Nunes critica decisão do STF e aposta no Congresso para barrar mototáxi em São Paulo
Prefeito de São Paulo busca aprovação de projeto de lei que restringe serviço de mototáxi na capital após STF considerar inconstitucional lei municipal
O prefeito de São Paulo, Ricardo Nunes (MDB), afirmou nesta terça-feira (11) que espera a aprovação, nos próximos dias, de um projeto de lei no Congresso Nacional que dificulta a liberação do serviço de mototáxi na capital paulista. A declaração ocorre após o Supremo Tribunal Federal (STF) decidir, na segunda-feira (10), pela inconstitucionalidade da lei estadual que permitia aos municípios autorizar ou vetar o transporte individual remunerado de passageiros por motocicletas, seja como mototáxi ou por meio de aplicativos.
“Não tenho outra alternativa a não ser externar a minha preocupação com a insensatez do STF em um tema que trata da vida das pessoas. Com todo o respeito ao ministro Alexandre (de Moraes, relator do caso no Supremo), precisa só ler um pouquinho com mais detalhe, porque a lei federal delegou aos municípios (a competência de permitir ou vetar o mototáxi), não existe invasão de competência”, declarou Nunes a jornalistas.

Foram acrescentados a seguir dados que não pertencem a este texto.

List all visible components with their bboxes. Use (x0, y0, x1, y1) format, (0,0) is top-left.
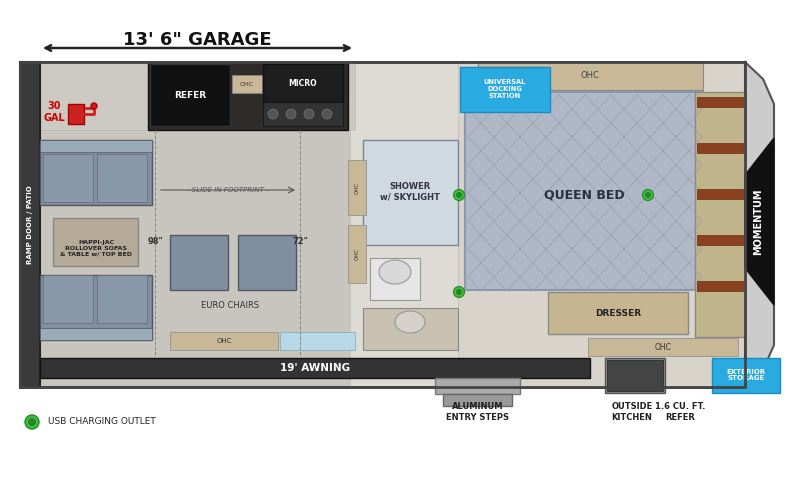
Bar (697, 189, 743, 199)
Bar (697, 281, 743, 291)
Text: OHC: OHC (240, 82, 254, 86)
Text: OHC: OHC (354, 182, 359, 194)
Bar (697, 97, 743, 107)
Bar (232, 75, 262, 93)
Bar (170, 235, 228, 290)
Bar (43, 154, 93, 202)
Ellipse shape (395, 311, 425, 333)
Text: HAPPI-JAC
ROLLOVER SOFAS
& TABLE w/ TOP BED: HAPPI-JAC ROLLOVER SOFAS & TABLE w/ TOP … (60, 240, 132, 256)
Bar (53, 218, 138, 266)
Bar (280, 332, 355, 350)
Circle shape (322, 109, 332, 119)
Bar (548, 292, 688, 334)
Text: RAMP DOOR / PATIO: RAMP DOOR / PATIO (27, 186, 33, 264)
Circle shape (25, 415, 39, 429)
Bar (607, 360, 663, 391)
Circle shape (456, 289, 462, 295)
Bar (170, 332, 278, 350)
Circle shape (286, 109, 296, 119)
Bar (97, 154, 147, 202)
Bar (460, 67, 550, 112)
Text: OHC: OHC (354, 248, 359, 260)
Bar (40, 62, 355, 130)
Bar (370, 258, 420, 300)
Circle shape (642, 190, 654, 200)
Bar (263, 102, 343, 126)
Text: EXTERIOR
STORAGE: EXTERIOR STORAGE (726, 368, 766, 382)
Circle shape (454, 286, 465, 298)
Bar (20, 62, 745, 387)
Bar (695, 92, 745, 337)
Text: UNIVERSAL
DOCKING
STATION: UNIVERSAL DOCKING STATION (484, 79, 526, 99)
Bar (458, 62, 745, 387)
Bar (478, 62, 703, 90)
Bar (40, 358, 590, 378)
Text: QUEEN BED: QUEEN BED (544, 188, 624, 202)
Text: MOMENTUM: MOMENTUM (753, 188, 763, 255)
Text: USB CHARGING OUTLET: USB CHARGING OUTLET (48, 418, 156, 426)
Bar (588, 338, 738, 356)
Bar (443, 394, 512, 406)
Bar (43, 275, 93, 323)
Bar (97, 275, 147, 323)
Bar (605, 358, 665, 393)
Bar (40, 140, 152, 152)
Text: SHOWER
w/ SKYLIGHT: SHOWER w/ SKYLIGHT (380, 182, 440, 202)
Text: ALUMINUM
ENTRY STEPS: ALUMINUM ENTRY STEPS (446, 402, 510, 421)
Text: 1.6 CU. FT.
REFER: 1.6 CU. FT. REFER (655, 402, 705, 421)
Text: 13' 6" GARAGE: 13' 6" GARAGE (122, 31, 271, 49)
Circle shape (91, 103, 97, 109)
Bar (263, 64, 343, 102)
Bar (20, 62, 40, 387)
Text: REFER: REFER (174, 90, 206, 100)
Bar (40, 275, 152, 340)
Bar (150, 64, 230, 126)
Ellipse shape (379, 260, 411, 284)
Text: 72": 72" (292, 238, 308, 246)
Bar (40, 130, 350, 385)
Circle shape (454, 190, 465, 200)
Text: 30
GAL: 30 GAL (43, 101, 65, 123)
Text: OHC: OHC (216, 338, 232, 344)
Bar (148, 62, 348, 130)
Text: OHC: OHC (581, 72, 599, 80)
Bar (40, 140, 152, 205)
Text: DRESSER: DRESSER (595, 308, 641, 318)
Bar (238, 235, 296, 290)
Bar (697, 235, 743, 245)
Circle shape (645, 192, 651, 198)
Circle shape (28, 418, 36, 426)
Bar (40, 328, 152, 340)
Bar (697, 143, 743, 153)
Text: MICRO: MICRO (289, 78, 318, 88)
Text: EURO CHAIRS: EURO CHAIRS (201, 300, 259, 310)
Bar (465, 92, 703, 290)
Polygon shape (745, 138, 774, 305)
Circle shape (304, 109, 314, 119)
Bar (363, 140, 458, 245)
Bar (20, 62, 745, 387)
Text: - SLIDE IN FOOTPRINT -: - SLIDE IN FOOTPRINT - (187, 187, 269, 193)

O prefeito disse esperar que a Câmara dos Deputados aprove ainda nesta semana o Projeto de Lei nº 4.527/2025, apresentado em setembro pelo deputado Maurício Neves (PP-SP). A proposta restringe o transporte de passageiros por motocicleta via aplicativo a municípios com mais de 500 mil habitantes e exige estudo prévio que comprove:
- Existência de uma rede hospitalar compatível com o aumento estimado de vítimas de acidentes de trânsito decorrentes da autorização do serviço;
- Baixa exposição do passageiro a riscos de acidentes, considerando o sistema municipal de mobilidade urbana;
- Número anual de mortes em acidentes de trânsito inferior a quatro por 100 mil habitantes, segundo dados do Instituto de Pesquisa Econômica Aplicada (Ipea).
“O transporte de passageiros por aplicativo com uso de motocicleta merece maior cuidado, tanto pelo risco de morte dos passageiros, quanto pelo risco à comunidade como um todo”, afirma o deputado na justificativa do projeto. Para Maurício Neves, o mototáxi pode aumentar a demanda dos serviços de saúde do município, afetando toda a população.
A proposta ainda está sob análise da Comissão de Viação e Transportes da Câmara. Se aprovada, seguirá para votação em plenário e, posteriormente, para o Senado.
“Tenho que correr contra o tempo, porque tenho até 8 de dezembro para aprovar esse projeto de lei”, ressaltou Nunes.
O prazo de 8 de dezembro foi estabelecido pelo Tribunal de Justiça de São Paulo para que a Prefeitura regulamente o serviço de mototáxi. Segundo o prefeito, a capital registra cerca de 7,5 mortes por acidentes de trânsito a cada 100 mil habitantes, índice acima do limite proposto no projeto de lei, o que, na avaliação de Nunes, pode impedir a implementação do serviço na cidade, caso a proposta seja aprovada.